Foxcatcher – Una storia americana
La storia dei fratelli Schultz, campioni di wrestling, e di John du Pont, miliardario complessato e psicolabile, è realmente accaduta in Pennsylvania nel 1996 ed è stata rievocata in un libro autobiografico da Mark Schultz. Il film che ne ha tratto Bennett Miller («Truman Capote – A sangue freddo» e «L’arte di vincere») ha ottenuto tre nomination ai Golden Globe, cinque all’Oscar e un premio a Cannes per la miglior regia.

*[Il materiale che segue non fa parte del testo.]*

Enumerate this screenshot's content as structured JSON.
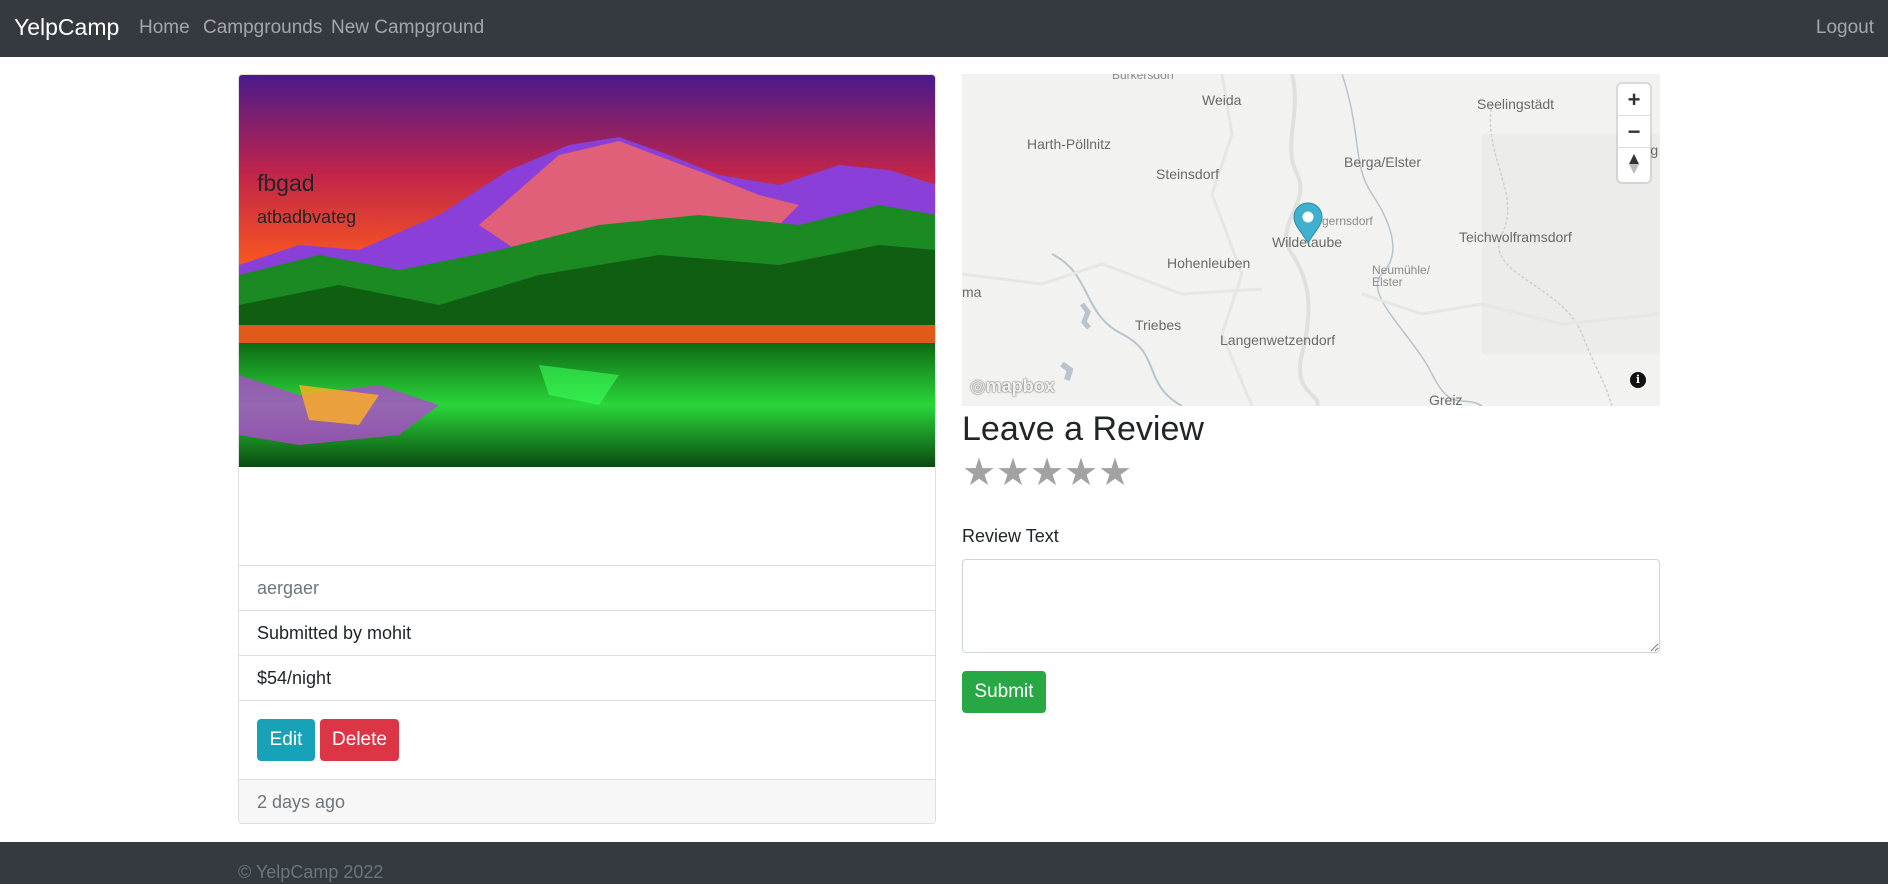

Al di là delle licenze storiche e delle vere e proprie inesattezze che comunque non interferiscono in una storia che non vuol essere una cronaca di avvenimenti reali, ma una trascrizione simbolica di modi di essere e psicologie problematiche, «Foxcatcher – Una storia americana» deve rimproverarsi soltanto una durata eccessiva che allunga i tempi, rende problematica la continuità e rischia più di una volta di uscire dall’asse principale del racconto. Quel che resta è un interessante documento su quanta distanza possa separare i sogni dalla realtà, su quanto possano essere pericolose le frustrazioni represse, sulla necessità di solide basi di partenza per non ritrovarsi nel mare in burrasca e, alla fine dei giochi, su quanto i sani valori corrispondenti a Dio, patria e famiglia possano facilmente mutare in ossessioni totalizzanti. Con un’aggiunta forse scontata ma sempre utile da ricordare: è molto difficile che i soldi possano comprare la felicità.

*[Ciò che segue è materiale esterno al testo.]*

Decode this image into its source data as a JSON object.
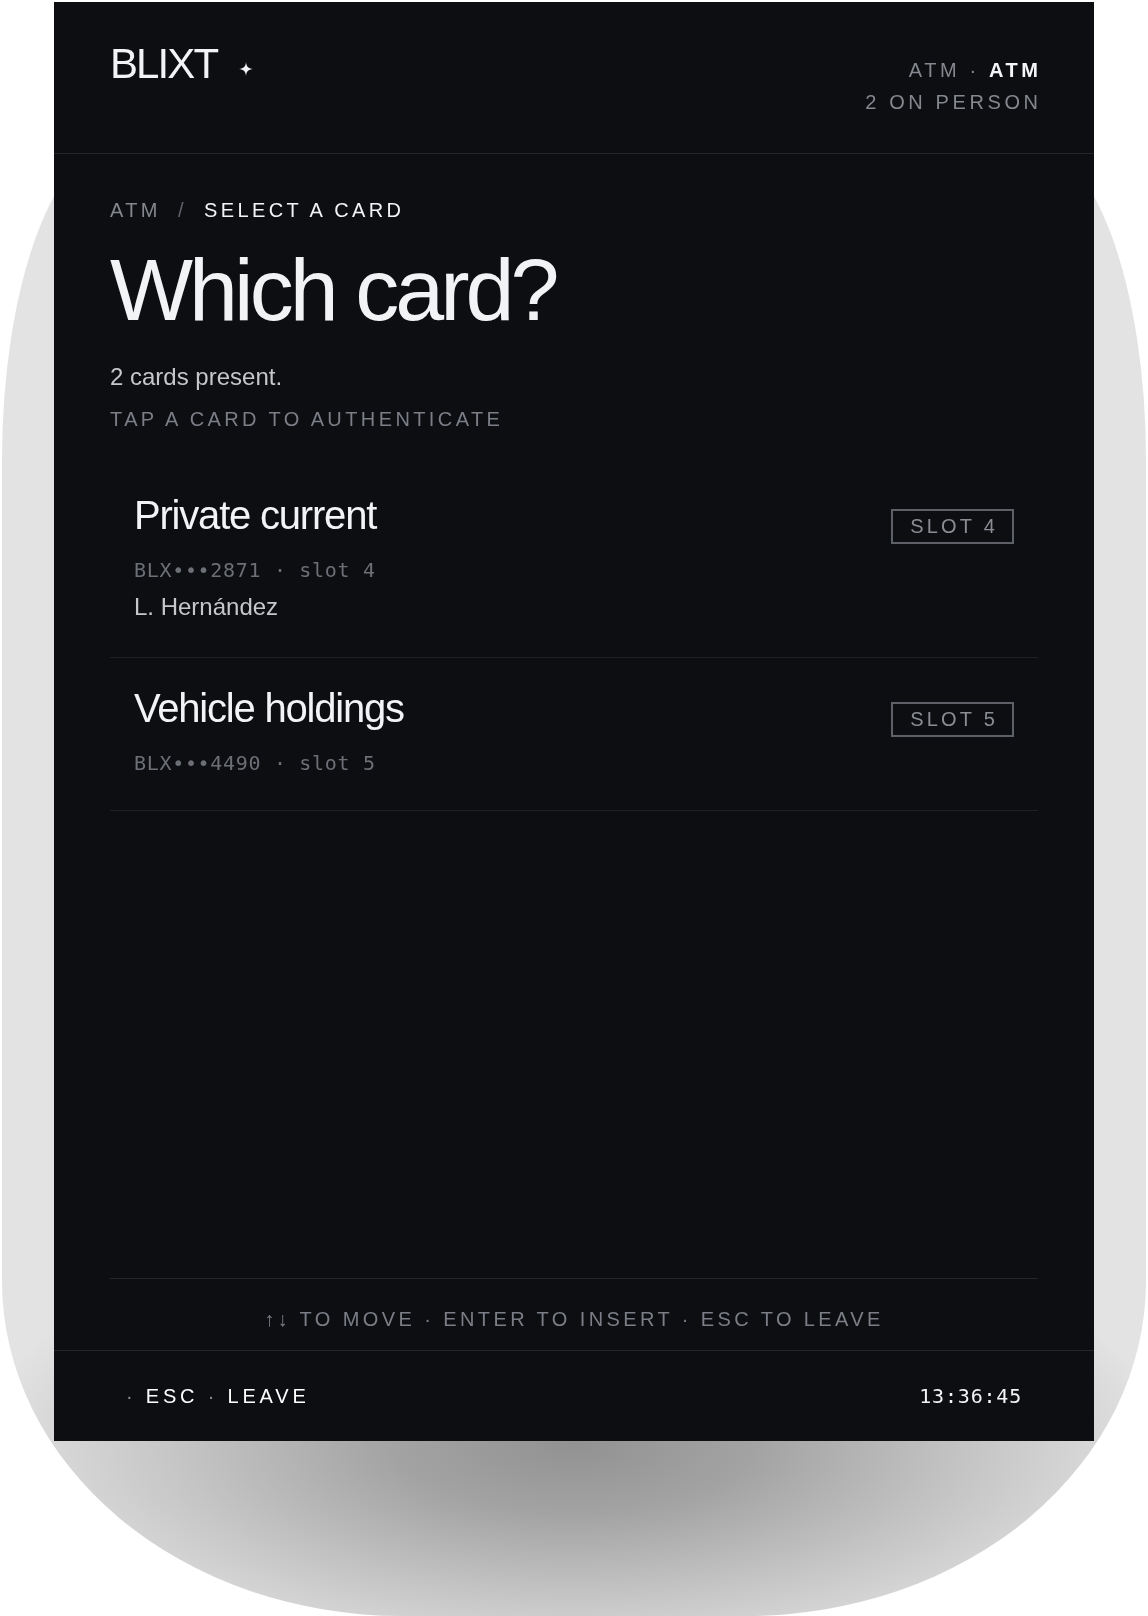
{
  "header": {
    "logo": "BLIXT",
    "status": "ATM · **ATM**",
    "presence": "2 ON PERSON"
  },
  "breadcrumb": {
    "separator": "/",
    "items": [
      {
        "label": "ATM",
        "current": false
      },
      {
        "label": "SELECT A CARD",
        "current": true
      }
    ]
  },
  "title": "Which card?",
  "summary": "2 cards present.",
  "instruction": "TAP A CARD TO AUTHENTICATE",
  "cards": [
    {
      "name": "Private current",
      "number": "BLX•••2871 · slot 4",
      "holder": "L. Hernández",
      "slot": "SLOT 4"
    },
    {
      "name": "Vehicle holdings",
      "number": "BLX•••4490 · slot 5",
      "slot": "SLOT 5"
    }
  ],
  "key_hint": "↑↓ TO MOVE · ENTER TO INSERT · ESC TO LEAVE",
  "footer": {
    "keys": "· **ESC** · **LEAVE**",
    "clock": "13:36:45"
  }
}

Foxcatcher è una vastissima tenuta di proprietà della famiglia du Pont, arricchitasi con un’industria chimica e tessile famosa nel mondo. L’erede, John Eleuthére du Pont, considera se stesso un patriota, è molto appassionato di armi anche pesanti e, pur avendo un fisico tutt’altro che adeguato, coltiva il sogno della lotta libera. Non potendo interpretarla in prima persona, vuole con sé Mark Schultz, insieme al fratello Dave campione olimpico a Los Angeles 1984, poi campione del mondo nel 1985 e nel 1987. Vedendo in lui quel che avrebbe sempre voluto essere, si autonomina suo mentore e finanzia una squadra che vivrà e si allenerà a Foxcatcher. Quando i risultati non lo soddisfano, convoca anche Dave per ricomporre il team familiare. La storia avrà un epilogo tragico.
Una narrazione superficiale e melodrammatica avrebbe trasformato il film in un dramma a tinte fosche con elementi assimilabili a certi horror familiari. Miller, invece, scarnifica il racconto a rischio di privarlo della componente drammatica e si concentra su due elementi portanti: l’analisi di un personaggio che simbolicamente potrebbe rappresentare uno strato consistente della popolazione americana (John du Pont) e la disamina di una vicenda che a nessun livello prevede alcun vincitore. Quindi, a rischio di incorrere in un insuccesso commerciale, usa valori amatissimi dagli americani per raccontare una storia di sconfitti.
E va anche oltre. Prende un attore muscoloso e florido come Channing Tatum e lo trasforma in un bietolone succube e apparentemente non molto intelligente. Prende un bell’uomo come Mark Ruffalo e lo trasforma in un lottatore un po’ invecchiato e defilato dal centro dell’azione. E soprattutto prende Steve Carell, noto per la sua appartenenza al regno della commedia, gli stravolge i connotati e lo trasforma in un miliardario frustrato, condizionato dalla figura materna, appassionato di armi e pericoloso come tutte le armi a orologeria che attendono il momento di esplodere.
Così «Foxcatcher» diventa anche l’immagine dell’America che, nascosta dietro i valori dello sport e della famiglia, aspetta soltanto di poter premere il grilletto. Senza generalizzare, Miller evidenzia un pericolo molto reale e compensa qualche incertezza narrativa dovuta più che altro alla necessità di sintetizzare gli eventi. E, sotto il trucco, Steve Carell ci fa capire le sue reali possibilità d’interprete.